Con la democracia, Mactas retornaría al país. Y sus talentos florecerían en catarata: columnista escrito y televisivo, programas de TV, novelas y un ciclo radial desopilante con su colega Rolando Hanglin, un duelo al aire, casi actoral, en Radio Continental, donde salían al toro, sin libreto, a puro talento, como dos adolescentes atrevidos, pero en plena madurez profesional. Ese espacio (“El Gato y el Zorro”), no sólo marcó una época: llegaría a la impresión de varios libros y se llevaría en 2007 el premio Konex radial. Además, escribió títulos como Monólogos rabiosos, El enano argentino, El gato y el zorro, El amante de la psicoanalista, Las perversiones de Francisco Umbral y Así como tiemblan las piernas de mi amada.

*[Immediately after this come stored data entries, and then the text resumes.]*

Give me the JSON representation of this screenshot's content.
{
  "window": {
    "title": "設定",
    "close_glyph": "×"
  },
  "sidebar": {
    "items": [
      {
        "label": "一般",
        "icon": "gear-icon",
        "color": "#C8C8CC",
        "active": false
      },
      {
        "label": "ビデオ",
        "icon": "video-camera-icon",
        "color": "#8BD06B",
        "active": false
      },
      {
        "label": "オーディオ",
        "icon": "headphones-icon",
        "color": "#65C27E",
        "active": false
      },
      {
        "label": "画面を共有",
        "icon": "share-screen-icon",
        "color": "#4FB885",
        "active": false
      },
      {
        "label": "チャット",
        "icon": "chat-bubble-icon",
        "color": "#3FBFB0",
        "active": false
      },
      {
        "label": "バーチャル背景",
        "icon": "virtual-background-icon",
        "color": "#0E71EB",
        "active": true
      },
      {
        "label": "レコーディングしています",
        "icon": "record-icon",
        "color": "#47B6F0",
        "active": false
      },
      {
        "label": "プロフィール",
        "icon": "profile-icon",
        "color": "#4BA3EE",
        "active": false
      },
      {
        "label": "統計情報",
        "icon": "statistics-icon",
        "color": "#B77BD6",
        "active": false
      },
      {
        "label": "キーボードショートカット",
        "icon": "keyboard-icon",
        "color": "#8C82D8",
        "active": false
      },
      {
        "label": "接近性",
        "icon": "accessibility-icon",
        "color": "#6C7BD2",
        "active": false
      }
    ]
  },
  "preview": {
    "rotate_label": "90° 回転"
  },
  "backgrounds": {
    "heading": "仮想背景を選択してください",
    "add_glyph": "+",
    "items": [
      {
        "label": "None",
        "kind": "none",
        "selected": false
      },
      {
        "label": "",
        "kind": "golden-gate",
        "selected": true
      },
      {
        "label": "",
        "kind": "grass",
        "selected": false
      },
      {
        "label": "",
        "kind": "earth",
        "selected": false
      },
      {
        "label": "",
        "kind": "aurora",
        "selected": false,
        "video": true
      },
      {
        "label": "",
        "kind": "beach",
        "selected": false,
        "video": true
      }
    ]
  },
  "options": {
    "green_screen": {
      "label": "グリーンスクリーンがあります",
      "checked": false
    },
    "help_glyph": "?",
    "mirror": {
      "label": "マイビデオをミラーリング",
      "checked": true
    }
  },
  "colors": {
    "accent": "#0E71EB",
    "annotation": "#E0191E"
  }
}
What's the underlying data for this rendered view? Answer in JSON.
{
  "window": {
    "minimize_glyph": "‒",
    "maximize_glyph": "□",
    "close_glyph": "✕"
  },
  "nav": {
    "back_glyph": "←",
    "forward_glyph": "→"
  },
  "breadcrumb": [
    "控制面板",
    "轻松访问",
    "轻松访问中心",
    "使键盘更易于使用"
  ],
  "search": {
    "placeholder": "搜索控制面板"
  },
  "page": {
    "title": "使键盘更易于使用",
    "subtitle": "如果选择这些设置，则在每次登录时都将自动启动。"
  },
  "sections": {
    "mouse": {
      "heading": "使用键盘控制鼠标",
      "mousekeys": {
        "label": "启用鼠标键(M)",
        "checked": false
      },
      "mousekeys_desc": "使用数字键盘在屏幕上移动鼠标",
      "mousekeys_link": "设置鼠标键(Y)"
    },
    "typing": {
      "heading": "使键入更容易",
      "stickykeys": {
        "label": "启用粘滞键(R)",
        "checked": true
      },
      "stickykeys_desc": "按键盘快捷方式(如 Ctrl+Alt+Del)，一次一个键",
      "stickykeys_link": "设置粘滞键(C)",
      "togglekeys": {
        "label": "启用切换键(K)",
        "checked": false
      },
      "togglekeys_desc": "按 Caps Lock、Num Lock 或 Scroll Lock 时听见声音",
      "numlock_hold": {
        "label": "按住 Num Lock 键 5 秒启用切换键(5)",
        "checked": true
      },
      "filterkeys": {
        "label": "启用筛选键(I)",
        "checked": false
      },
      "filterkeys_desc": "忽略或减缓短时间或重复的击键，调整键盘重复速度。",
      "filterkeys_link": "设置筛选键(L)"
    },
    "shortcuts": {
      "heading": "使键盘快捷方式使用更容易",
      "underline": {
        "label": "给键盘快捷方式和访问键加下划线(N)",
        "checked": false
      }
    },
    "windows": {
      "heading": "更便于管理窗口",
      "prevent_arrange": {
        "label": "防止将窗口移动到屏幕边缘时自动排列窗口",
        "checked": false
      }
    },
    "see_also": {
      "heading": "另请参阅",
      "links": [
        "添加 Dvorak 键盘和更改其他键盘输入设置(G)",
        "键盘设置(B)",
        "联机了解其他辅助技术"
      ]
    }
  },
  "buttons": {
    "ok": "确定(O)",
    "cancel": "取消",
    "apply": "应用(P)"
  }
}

Su libro más reciente, “María Kodama, esclava de la libertad”, fue exitoso en ventas.
No le quedó reconocimiento ni homenajes en vida sin recibir, quizá los que más signifiquen en las trayectorias profesionales y personales: la Legislatura porteña lo elegiría como Personalidad Destacada de la Cultura.
Tuvo una agitada vida sentimental, con cuatro matrimonios y muchos amores. Un seductor a la vieja usanza. Fruto de sus relaciones estables tendría cuatro hijas mujeres y un varón. Mariana, la mayor, periodista como él, heredera de inteligencia y ojos, el año pasado estrenó en el Bafici el documental “Un tal Mario”, donde repasa la vida y trayectoria profesional de Mactas. “Quise registrar la manera particular de mirar el mundo que tiene mi papá”. El mejor premio, el mejor halago. Quizá ese día Mario Mactas haya comprendido, finalmente, que su siembra había sido más maravillosa de lo que él creía.